With ThousandEyes, for example, you can set the thresholds for metrics such as latency, response time, and packet loss and build dashboards that alert you when these KPIs aren’t being met. This information can be combined with other datasets to provide a comprehensive view of current application health and performance.
DORA also imposes stringent requirements on financial entities for reporting incidents to the relevant authorities. Without proper monitoring and reporting, you could once again be leaving your company exposed to regulatory action if an incident occurs that you failed to detect in real time.
3. Actively monitor third-party systems
Under DORA, your responsibility doesn’t end with your own physical infrastructure. The regulation requires financial institutions to continuously validate the integrity and performance of third-party environments that your organization relies on.
This doesn’t only mean validating the performance of third-party services, but checking for potential security risks such as a BGP route hijack or DNS poisoning that could ultimately affect your customers.
That’s no small task when you think about the number of third-party systems involved in service delivery. Cloud providers, CDNs, SaaS providers, DDoS mitigation services, and payment gateways are just some of the third-party systems that your service or applications count on. And as we talked about in a recent blog post, relying solely on a service status page to discover when there’s a problem with a third-party ICT service provider, may not be effective. Instead, teams should consider a variety of data points and have their own comprehensive monitoring in place for both owned and unowned services.
Once you’ve identified that a third-party ICT service provider is responsible for an outage you’re experiencing, it’s also important to have concrete data you can share with them—and internal colleagues—as you discuss the issue and collaborate to resolve the problem.
This also comes back to a topic that my colleague Kemal Sanjta wrote about recently, the importance of traffic engineering. Network engineers are constantly optimizing routing to ensure that traffic takes the optimal path, but that requires comprehensive monitoring of both ingress and egress traffic to make sure that your traffic is following the expected routes and that nothing problematic is occurring with third-party systems. With hundreds of different monitors all over the world, you can be notified rapidly if outages or route leaks occur.
The DORA Era
These tips are designed to help financial institutions take the right steps in a DORA world, but they’re also simply good business practice in the first place, irrespective of the industry involved or where organizations trade.
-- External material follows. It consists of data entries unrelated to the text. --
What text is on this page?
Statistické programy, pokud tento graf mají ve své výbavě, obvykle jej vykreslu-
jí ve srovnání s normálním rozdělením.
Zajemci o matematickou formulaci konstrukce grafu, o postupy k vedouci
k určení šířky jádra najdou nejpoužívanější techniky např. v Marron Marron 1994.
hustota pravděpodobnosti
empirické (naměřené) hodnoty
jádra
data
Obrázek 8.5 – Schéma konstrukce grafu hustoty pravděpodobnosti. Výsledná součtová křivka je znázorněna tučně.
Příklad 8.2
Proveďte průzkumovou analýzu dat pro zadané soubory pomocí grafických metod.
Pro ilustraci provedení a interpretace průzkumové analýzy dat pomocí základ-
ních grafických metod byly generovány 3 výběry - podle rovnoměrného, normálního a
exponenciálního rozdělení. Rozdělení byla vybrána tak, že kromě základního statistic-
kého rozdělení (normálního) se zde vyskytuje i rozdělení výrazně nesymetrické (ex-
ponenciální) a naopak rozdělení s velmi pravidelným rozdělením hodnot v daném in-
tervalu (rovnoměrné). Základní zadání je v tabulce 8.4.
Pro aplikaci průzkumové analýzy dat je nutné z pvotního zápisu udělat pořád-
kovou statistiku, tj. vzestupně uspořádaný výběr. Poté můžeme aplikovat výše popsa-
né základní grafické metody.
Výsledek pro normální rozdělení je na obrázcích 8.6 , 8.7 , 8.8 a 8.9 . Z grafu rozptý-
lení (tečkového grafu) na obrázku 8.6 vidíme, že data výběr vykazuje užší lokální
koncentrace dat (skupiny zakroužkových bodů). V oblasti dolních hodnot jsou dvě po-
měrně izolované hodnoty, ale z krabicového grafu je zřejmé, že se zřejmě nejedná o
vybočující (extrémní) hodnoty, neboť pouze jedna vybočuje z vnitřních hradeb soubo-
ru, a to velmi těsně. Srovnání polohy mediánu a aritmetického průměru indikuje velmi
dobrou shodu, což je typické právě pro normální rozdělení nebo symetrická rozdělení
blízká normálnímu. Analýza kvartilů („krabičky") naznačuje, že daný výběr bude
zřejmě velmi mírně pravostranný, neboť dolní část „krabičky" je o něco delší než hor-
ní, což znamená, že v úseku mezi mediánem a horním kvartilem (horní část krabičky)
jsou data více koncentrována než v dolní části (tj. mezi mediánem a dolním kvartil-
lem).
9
Continuously and proactively checking that your backup is ready to step into action if your primary systems fail ensures you’re not wasting money on ineffective failsafes, and could save your company from disaster. Maintaining real-time monitoring systems is crucial for spotting problems before your customers do. And keeping a close eye on the performance of third-party environments ensures your systems are less likely to be dragged down when a partner is having a problem.
In that sense, our DORA checklist could be a worthwhile exercise for any NetOps team, not only those connected to the European financial services industry.